Yesterday (Friday June 6), Alexander, 58, pleaded guilty to conspiracy to supply firearms with intent to endanger life. He was sentenced to 16 years, to be served after his current prison sentence ends next year.
His wife Caroline Hunter-Mann-Purdy, 64, of Harwich Road, near Harwich admitted conspiracy to supply firearms and was sentenced to seven years, while his step-daughter Lullabell Purdy, 26, also of Harwich Road, near Harwich, pleaded guilty to money laundering offences and was sentenced to 300 hours of community service.
Two other gang members admitted conspiracy charges, while a further two were convicted after a trial of conspiracy to supply firearms and money laundering charges.
In total the seven received more than 54 years in prison after the hearing at Woolwich Crown Court.
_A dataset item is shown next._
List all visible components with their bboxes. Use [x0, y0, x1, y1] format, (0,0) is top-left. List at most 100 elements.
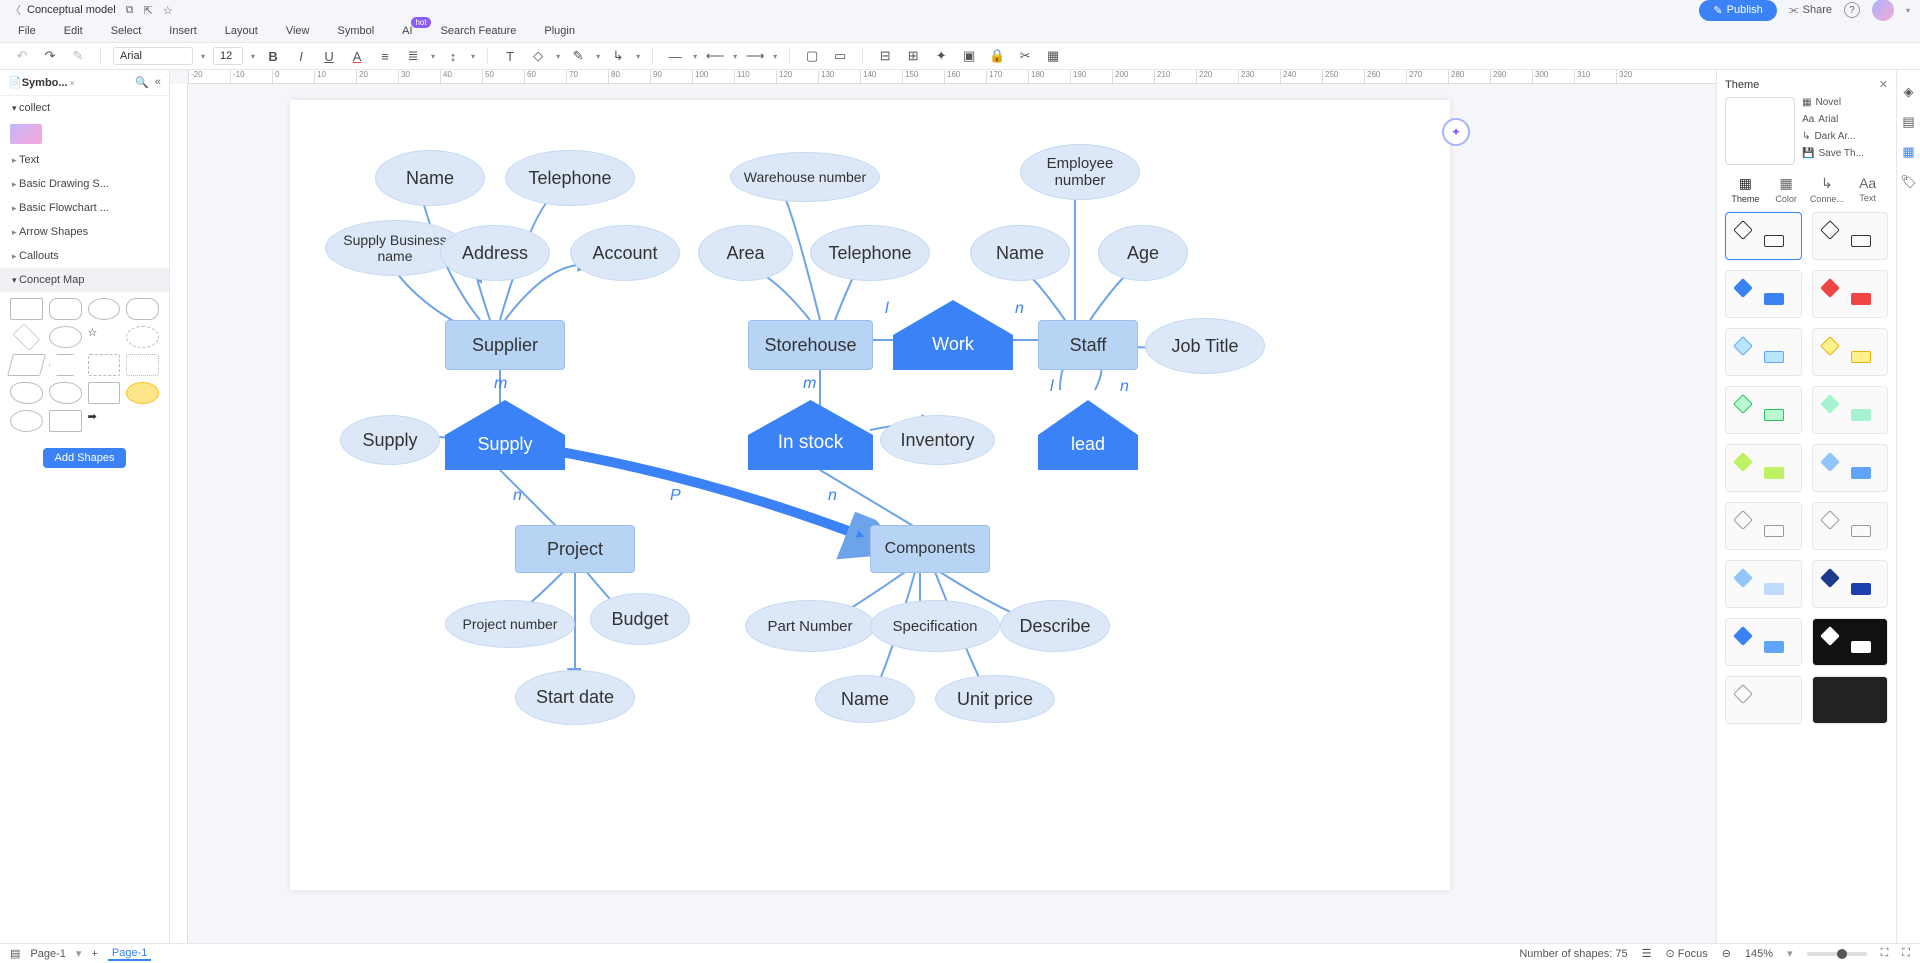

Gordon, 27, of HMP Belmarsh, is due to be sentenced at a later date.
The convictions came after a Metropolitan Police investigation, Operation Propus, was launched in 2011 when intelligence came to light of the mobile phones.
Det Insp Richard Mills, from the Met Police’s Special Intelligence Section, said: “During the period that Gordon and Alexander met in prison, they effectively became business partners, dealing in deadly weapons and ammunition.
“The firearms and ammunition they converted had the potential to cause great harm on our streets.
“This was a complex investigation by the Met’s Special Intelligence Section, which is committed to targeting criminal networks and bringing a successful prosecution. I would like to pay tribute to the detectives who have worked tirelessly to see this case to its successful conclusion.”